ブレントフォードのような「育成クラブ」の立ち位置のクラブは、選手を「買う→育てる→売る→買う」という代謝が重要だ。ところが近年のブレントフォードは選手の売却に大苦戦している。2022/23シーズンは360万ユーロ(約5.7億円)、2023/24シーズンは1000万ユーロ(約16億円)しか選手の売却によって利益を上げることができていない。今夏にラヤをアーセナルに3200万ユーロ(約51.2億円)の移籍金で売却したが、これも市場価値を下回る金額であり、思うような形で選手を売れていない。
それは今夏も同様だ。契約が残り1年となり、自身も退団希望を表明しているエースのアイヴァン・トニーの移籍先が決まらない。そして彼の代わりにクラブレコードの移籍金で獲得したブラジル人FWイゴール・チアゴが今季のプレシーズンマッチで全治半年の大怪我を負った。昨季のチーム得点王であるヨアン・ウィサに対しては、今夏に主力が引き抜かれたウォルバーハンプトンに狙われており、前線の選手で計算できる選手が少ないのも気になるところだ。

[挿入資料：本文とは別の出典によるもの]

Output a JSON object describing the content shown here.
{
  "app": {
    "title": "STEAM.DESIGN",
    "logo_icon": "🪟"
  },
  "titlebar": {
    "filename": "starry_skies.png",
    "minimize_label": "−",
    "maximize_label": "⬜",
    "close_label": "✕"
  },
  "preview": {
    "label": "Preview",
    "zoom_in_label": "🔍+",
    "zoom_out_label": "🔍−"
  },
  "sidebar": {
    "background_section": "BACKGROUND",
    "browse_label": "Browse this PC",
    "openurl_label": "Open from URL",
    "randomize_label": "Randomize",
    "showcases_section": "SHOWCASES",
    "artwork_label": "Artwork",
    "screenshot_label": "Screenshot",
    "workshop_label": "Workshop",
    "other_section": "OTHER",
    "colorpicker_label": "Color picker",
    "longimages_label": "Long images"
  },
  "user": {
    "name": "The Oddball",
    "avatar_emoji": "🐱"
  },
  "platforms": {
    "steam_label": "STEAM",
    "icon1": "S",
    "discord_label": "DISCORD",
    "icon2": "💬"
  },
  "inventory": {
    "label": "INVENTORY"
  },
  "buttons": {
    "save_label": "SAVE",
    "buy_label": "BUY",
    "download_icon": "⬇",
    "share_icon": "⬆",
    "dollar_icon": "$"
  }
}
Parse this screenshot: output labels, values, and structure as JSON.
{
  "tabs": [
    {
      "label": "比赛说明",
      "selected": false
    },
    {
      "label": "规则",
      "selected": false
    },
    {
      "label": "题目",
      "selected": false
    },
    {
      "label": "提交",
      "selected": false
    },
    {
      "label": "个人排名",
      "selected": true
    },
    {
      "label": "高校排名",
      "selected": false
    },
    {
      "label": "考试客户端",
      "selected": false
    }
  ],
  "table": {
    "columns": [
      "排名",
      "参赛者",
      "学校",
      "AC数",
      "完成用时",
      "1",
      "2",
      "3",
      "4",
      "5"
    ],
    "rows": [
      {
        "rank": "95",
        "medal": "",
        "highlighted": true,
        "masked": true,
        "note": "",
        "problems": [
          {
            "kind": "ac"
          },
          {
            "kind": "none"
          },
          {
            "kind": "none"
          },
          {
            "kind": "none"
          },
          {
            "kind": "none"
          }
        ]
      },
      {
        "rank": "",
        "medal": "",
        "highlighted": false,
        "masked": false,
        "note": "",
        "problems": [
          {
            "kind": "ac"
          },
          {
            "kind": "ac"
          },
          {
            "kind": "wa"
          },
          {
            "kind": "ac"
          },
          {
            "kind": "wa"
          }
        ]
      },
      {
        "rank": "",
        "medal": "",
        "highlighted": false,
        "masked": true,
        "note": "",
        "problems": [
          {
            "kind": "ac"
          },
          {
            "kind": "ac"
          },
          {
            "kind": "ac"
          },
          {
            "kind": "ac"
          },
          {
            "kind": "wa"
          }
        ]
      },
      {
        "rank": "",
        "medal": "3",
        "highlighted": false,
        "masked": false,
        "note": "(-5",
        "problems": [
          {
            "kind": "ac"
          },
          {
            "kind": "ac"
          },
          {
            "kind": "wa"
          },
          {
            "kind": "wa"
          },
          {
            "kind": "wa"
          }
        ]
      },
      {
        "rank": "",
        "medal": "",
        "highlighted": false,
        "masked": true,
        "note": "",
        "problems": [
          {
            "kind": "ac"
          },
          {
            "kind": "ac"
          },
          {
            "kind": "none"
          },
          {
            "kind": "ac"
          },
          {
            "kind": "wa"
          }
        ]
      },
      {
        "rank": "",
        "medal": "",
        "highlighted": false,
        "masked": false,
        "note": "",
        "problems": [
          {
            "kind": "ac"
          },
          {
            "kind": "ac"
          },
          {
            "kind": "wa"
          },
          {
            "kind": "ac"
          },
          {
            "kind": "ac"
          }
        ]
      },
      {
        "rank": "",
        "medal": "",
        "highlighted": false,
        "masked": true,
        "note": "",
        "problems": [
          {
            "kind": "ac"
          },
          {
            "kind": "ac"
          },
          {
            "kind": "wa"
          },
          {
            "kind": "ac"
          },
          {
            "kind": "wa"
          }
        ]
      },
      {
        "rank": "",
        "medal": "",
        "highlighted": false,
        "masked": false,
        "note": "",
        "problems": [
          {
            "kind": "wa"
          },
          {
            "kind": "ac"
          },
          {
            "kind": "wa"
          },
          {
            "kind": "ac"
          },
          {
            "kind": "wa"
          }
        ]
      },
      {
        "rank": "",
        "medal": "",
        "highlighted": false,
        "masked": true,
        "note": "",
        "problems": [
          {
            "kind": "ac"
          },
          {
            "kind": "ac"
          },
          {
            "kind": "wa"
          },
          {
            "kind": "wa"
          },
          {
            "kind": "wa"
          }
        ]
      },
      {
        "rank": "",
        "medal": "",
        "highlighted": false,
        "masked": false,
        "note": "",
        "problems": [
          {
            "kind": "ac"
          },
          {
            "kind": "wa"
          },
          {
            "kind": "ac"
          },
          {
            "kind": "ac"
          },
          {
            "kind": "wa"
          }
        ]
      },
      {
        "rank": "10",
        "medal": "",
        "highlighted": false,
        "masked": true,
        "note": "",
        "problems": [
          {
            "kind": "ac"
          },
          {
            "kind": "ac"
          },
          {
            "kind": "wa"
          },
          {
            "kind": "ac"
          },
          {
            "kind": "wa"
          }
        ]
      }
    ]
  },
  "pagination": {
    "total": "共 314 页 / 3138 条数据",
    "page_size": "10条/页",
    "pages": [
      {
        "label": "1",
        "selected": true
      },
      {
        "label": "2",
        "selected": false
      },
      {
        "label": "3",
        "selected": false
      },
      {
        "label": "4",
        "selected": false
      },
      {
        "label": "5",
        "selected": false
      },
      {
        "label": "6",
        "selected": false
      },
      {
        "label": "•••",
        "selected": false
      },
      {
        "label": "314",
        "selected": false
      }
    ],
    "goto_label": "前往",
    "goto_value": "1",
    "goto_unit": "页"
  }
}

先述したように、近年のブレントフォードは代謝の悪さが気になり、一昨季のレスターと酷似している点も多い。とはいえ、怪我人続出の中でもチームを残留に導いたトーマス・フランク監督の手腕は確かなものがあり、今夏の移籍市場では新戦力にファビオ・カルバーリョを加えることに成功。今季も昨季に続いて残留が現実的な目標となるだろう。